UKPLab / sentence-transformers

State-of-the-Art Text Embeddings
https://www.sbert.net
Apache License 2.0
15.16k stars 2.47k forks source link

Best practice to domain adapt a Multi Lingual Model? #1503

Closed cm2435 closed 1 year ago

cm2435 commented 2 years ago

Hello!

I'm currently working to try create a Legal large language model that can make text embeddings of Legal text across a range of languages, namely english, spanish, french and german primarily.

I'm trying to research best practice for this.

I was thinking of starting with either

  1. LegalBert (A model family domain adapted to Legal knowledge https://arxiv.org/abs/2010.02559) and then following 'Making Monolingual Sentence Embedding Multilingual using Knowledge Distillation' https://arxiv.org/abs/2004.09813

or

  1. Starting with a multilingual base model that has been finetuned for semantic similarity like 'distiluse-base-multilingual-cased' and doing unsupervised domain adaptation using TSDAE https://arxiv.org/abs/2104.06979 on a multilingual corpus.

or

  1. A paper that does multilingual domain adaptation that adds domain knowledge whilst preserving the similarity of words in different languages (I'm not familiar with one but I would happily have one pointed out if anyone knows one.)

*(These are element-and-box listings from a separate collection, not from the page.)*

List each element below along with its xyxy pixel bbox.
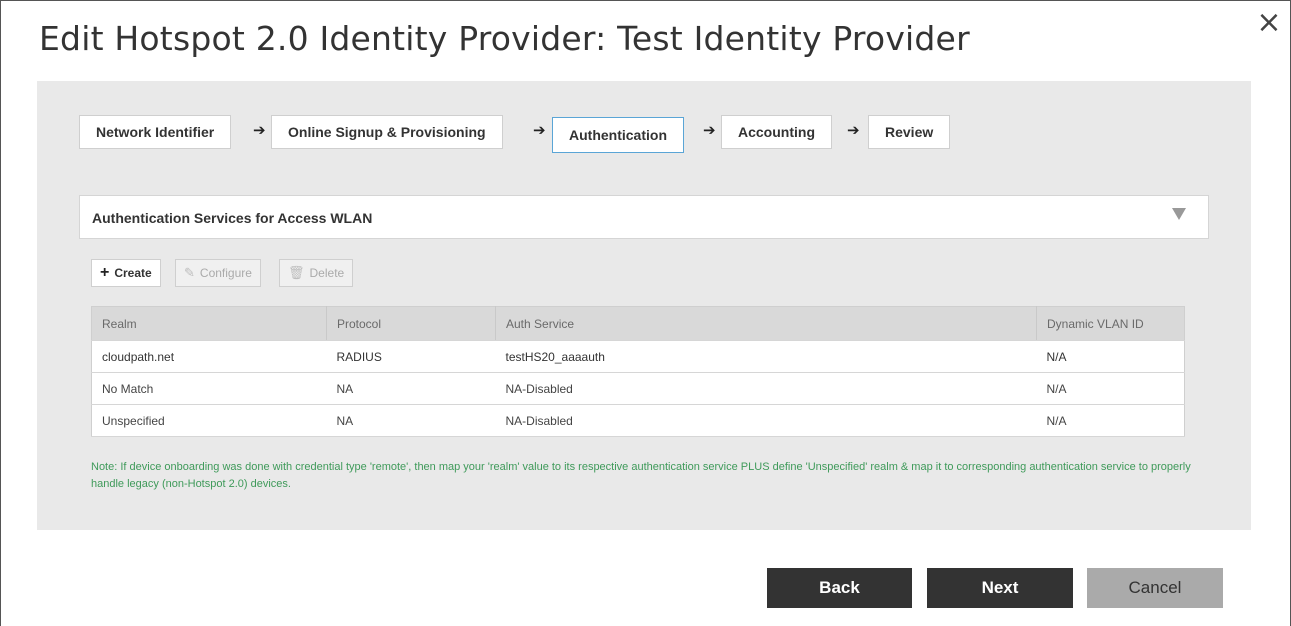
create-button[interactable]: + Create — [91, 259, 161, 287]
cell-dynamic-vlan-id: N/A — [1036, 372, 1185, 405]
pencil-icon: ✎ — [184, 265, 195, 280]
cell-protocol: RADIUS — [326, 340, 496, 373]
configure-label: Configure — [199, 266, 252, 280]
delete-label: Delete — [309, 266, 345, 280]
table-row[interactable]: No Match NA NA-Disabled N/A — [91, 372, 1185, 405]
step-authentication[interactable]: Authentication — [552, 117, 684, 153]
cell-protocol: NA — [326, 372, 496, 405]
column-header-dynamic-vlan-id[interactable]: Dynamic VLAN ID — [1036, 306, 1185, 341]
auth-services-section-header[interactable]: Authentication Services for Access WLAN — [79, 195, 1209, 239]
next-button[interactable]: Next — [927, 568, 1073, 608]
arrow-right-icon: ➔ — [703, 121, 716, 139]
cell-realm: Unspecified — [91, 404, 327, 437]
triangle-down-icon[interactable] — [1172, 208, 1186, 220]
cell-protocol: NA — [326, 404, 496, 437]
cell-auth-service: NA-Disabled — [495, 372, 1037, 405]
step-review[interactable]: Review — [868, 115, 951, 149]
step-online-signup[interactable]: Online Signup & Provisioning — [271, 115, 503, 149]
table-row[interactable]: Unspecified NA NA-Disabled N/A — [91, 404, 1185, 437]
cancel-button[interactable]: Cancel — [1087, 568, 1223, 608]
arrow-right-icon: ➔ — [847, 121, 860, 139]
create-label: Create — [114, 266, 152, 280]
back-button[interactable]: Back — [767, 568, 912, 608]
table-header-row: Realm Protocol Auth Service Dynamic VLAN… — [91, 306, 1185, 341]
section-title: Authentication Services for Access WLAN — [92, 210, 373, 226]
wizard-panel: Network Identifier ➔ Online Signup & Pro… — [37, 81, 1251, 530]
close-icon[interactable]: × — [1255, 8, 1283, 38]
trash-icon: 🗑 — [288, 265, 305, 280]
cell-realm: cloudpath.net — [91, 340, 327, 373]
delete-button[interactable]: 🗑 Delete — [279, 259, 354, 287]
edit-identity-provider-dialog: Edit Hotspot 2.0 Identity Provider: Test… — [0, 0, 1291, 626]
legacy-devices-note: Note: If device onboarding was done with… — [91, 461, 1191, 490]
arrow-right-icon: ➔ — [253, 121, 266, 139]
column-header-protocol[interactable]: Protocol — [326, 306, 496, 341]
cell-dynamic-vlan-id: N/A — [1036, 404, 1185, 437]
cell-dynamic-vlan-id: N/A — [1036, 340, 1185, 373]
cell-realm: No Match — [91, 372, 327, 405]
column-header-auth-service[interactable]: Auth Service — [495, 306, 1037, 341]
step-accounting[interactable]: Accounting — [721, 115, 832, 149]
dialog-title: Edit Hotspot 2.0 Identity Provider: Test… — [39, 19, 970, 58]
table-row[interactable]: cloudpath.net RADIUS testHS20_aaaauth N/… — [91, 340, 1185, 373]
column-header-realm[interactable]: Realm — [91, 306, 327, 341]
plus-icon: + — [100, 264, 110, 281]
cell-auth-service: NA-Disabled — [495, 404, 1037, 437]
auth-services-table: Realm Protocol Auth Service Dynamic VLAN… — [91, 306, 1185, 437]
step-network-identifier[interactable]: Network Identifier — [79, 115, 232, 149]
cell-auth-service: testHS20_aaaauth — [495, 340, 1037, 373]
configure-button[interactable]: ✎ Configure — [175, 259, 261, 287]
arrow-right-icon: ➔ — [533, 121, 546, 139]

My main concern is that if I take a model that is Strong at legal understanding and change the objective (legal bert to multilingual, would the model undergo catastrophic forgetting of either the Legal Domain knowledge or if visa versa, would the model lose it's multilunguality as it gains domain knowledge? And if so, do I need to make a training scheme that optimizes these jointly?

Any help would be hugely appreciated, thanks for reading

wilfoderek commented 1 year ago

Any advances in your research buddy?

cm2435 commented 1 year ago

@wilfoderek In the subdomain of legal models or for multilingual niche language models as a whole?